At Morton Books, you would find storybooks with brightly coloured illustrations for the little ones, puzzles, books on great painters written especially for children, colouring books, books specifically designed to help preschoolers learn their alphabet, shapes and how to read and write, handicraft and art and craft supplies for children and adults including paint brushes and acrylic paints.

All items in Morton Books have been hand selected, all the activity books and several of the story books have been written and published right here in Trinidad, including Morton’s very own books. If you’re looking for some special and local artwork with a Caribbean theme that appeals to children, at Morton Books you will find one-of-a-kind beautifully illustrated maps of the Caribbean, which are definite conversation starters and make learning fun and easy.

Julie Morton’s name has been synonymous with helping children, particularly preschoolers, learn to read and write. Long before she became a publisher, writer and chef, Morton was a teacher. One of her very first teaching assignments was at Penal Rock Road. She remembers little children coming into the classroom with a pencil an inch long and nothing else, not even writing paper. It was up to Morton and the other teachers to find pieces of paper for the children to write on. It was then and there in the late 50s that Morton came up with the idea to not only write books for children but to also publish books which would help children ages two and older learn how to read and write, books which children could call their own. Fast-forward to the present day and if you walk into any bookstore and enquire about ‘First books’ by Morton publishers, the store clerks will tell you that it’s one of their more popular sellers. Today Morton encourages parents to purchase a book a week for their children.

“I would like parents to get into the habit of buying books for their children. Parents think in terms of buying clothes, ice cream or food for their children but they don’t have the book habit they don’t say to themselves: ‘My child is five years old, I’m going to buy a book a week for this child even if it means neglecting some other purchase’,” said Morton.

The education of preschoolers is the first step to a well-educated young person, said Morton, who stressed the value of books.

“Some people think that they can’t afford books but they really are not that expensive when you think in terms of buying a bucket of KFC—it’s eaten and it’s gone. But you buy a book and it has value for years, you have the book sitting on the shelf and the child comes back and reads it again and again. If you don’t put books in the hands of a two-year-old they will take longer to read, that’s one of the big reasons why we have children coming out of high school and they don’t know how to read—because they didn’t learn to read when they were little,” said Morton.

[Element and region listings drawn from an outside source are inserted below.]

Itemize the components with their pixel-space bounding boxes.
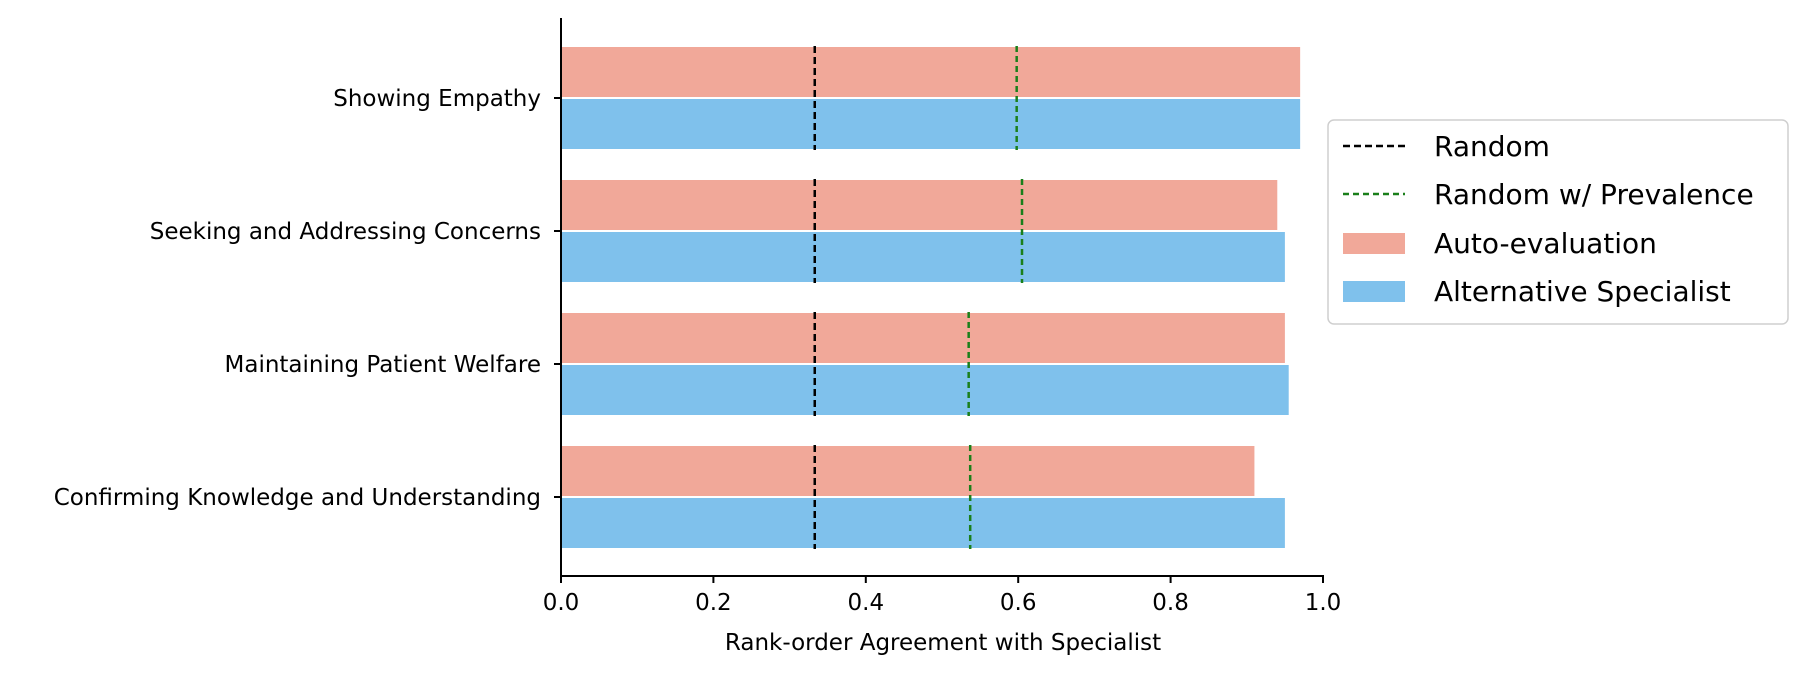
y-tick-label: Showing Empathy [333, 86, 541, 112]
bar-auto-evaluation [561, 180, 1278, 230]
legend-auto-evaluation-marker [1343, 233, 1405, 254]
bar-alternative-specialist [561, 99, 1301, 149]
bar-alternative-specialist [561, 232, 1285, 282]
x-tick-label: 0.2 [695, 590, 732, 616]
x-tick-label: 0.0 [543, 590, 580, 616]
bar-auto-evaluation [561, 313, 1285, 363]
legend-alternative-specialist-label: Alternative Specialist [1434, 275, 1731, 308]
bars-layer [561, 47, 1301, 548]
legend: Random Random w/ Prevalence Auto-evaluatio… [1327, 119, 1789, 325]
x-tick-labels: 0.0 0.2 0.4 0.6 0.8 1.0 [543, 590, 1342, 616]
y-tick-label: Confirming Knowledge and Understanding [54, 485, 541, 511]
legend-random-prevalence-label: Random w/ Prevalence [1434, 178, 1754, 211]
legend-frame [1327, 119, 1789, 325]
x-tick-label: 0.4 [848, 590, 885, 616]
y-tick-labels: Showing Empathy Seeking and Addressing Co… [54, 86, 541, 511]
bar-auto-evaluation [561, 446, 1255, 496]
legend-auto-evaluation-label: Auto-evaluation [1434, 227, 1657, 260]
legend-random-label: Random [1434, 130, 1550, 163]
y-tick-label: Maintaining Patient Welfare [225, 352, 542, 378]
x-tick-label: 0.8 [1152, 590, 1189, 616]
bar-alternative-specialist [561, 365, 1289, 415]
reference-lines-layer [813, 46, 1024, 549]
legend-alternative-specialist-marker [1343, 281, 1405, 302]
x-axis-label: Rank-order Agreement with Specialist [725, 630, 1161, 656]
bar-auto-evaluation [561, 47, 1301, 97]
y-tick-label: Seeking and Addressing Concerns [150, 219, 541, 245]
x-tick-label: 0.6 [1000, 590, 1037, 616]
bar-alternative-specialist [561, 498, 1285, 548]
x-tick-label: 1.0 [1305, 590, 1342, 616]
axes-layer [554, 18, 1324, 583]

“When a child learns to read, his vocabulary starts small then it begins to build and then he has this appetite for books, he goes searching for books, he goes to libraries. A book provides knowledge, it teaches lessons, it provides information and enjoyment. It makes dreamers out of kids. They go off in another world and get lost in their imagination. If they don’t have books when they’re little, they’re at a disadvantage when they get to five, six years old.”

While some parents contend that their child does not like to read, Morton offers this simple solution: find a book in your child’s age group that appeals to him, there are endless options available at bookstores today.

“A child would learn to read and learn to love reading as long as he or she has books,” she said.

Morton said parents whose children have outgrown their books should pass them along to another child or give them to a school to be used in the library.

In addition, Morton encourages parents to get their children interested in painting, drawing or handicraft.

“Apart from reading and writing, children should get involved in something else. Some children could dance—not everyone, some children could play sports, not every child can. But every child could be a painter, an artist. The end result is that hopefully when he gets older, it will guide him into useful careers and he has something to get involved in—he can get his notepad out and create something,” said Morton.

Beginning from next year, Morton Books will be including art classes for beginners in sculpting, pottery and painting, batik and silk dyeing.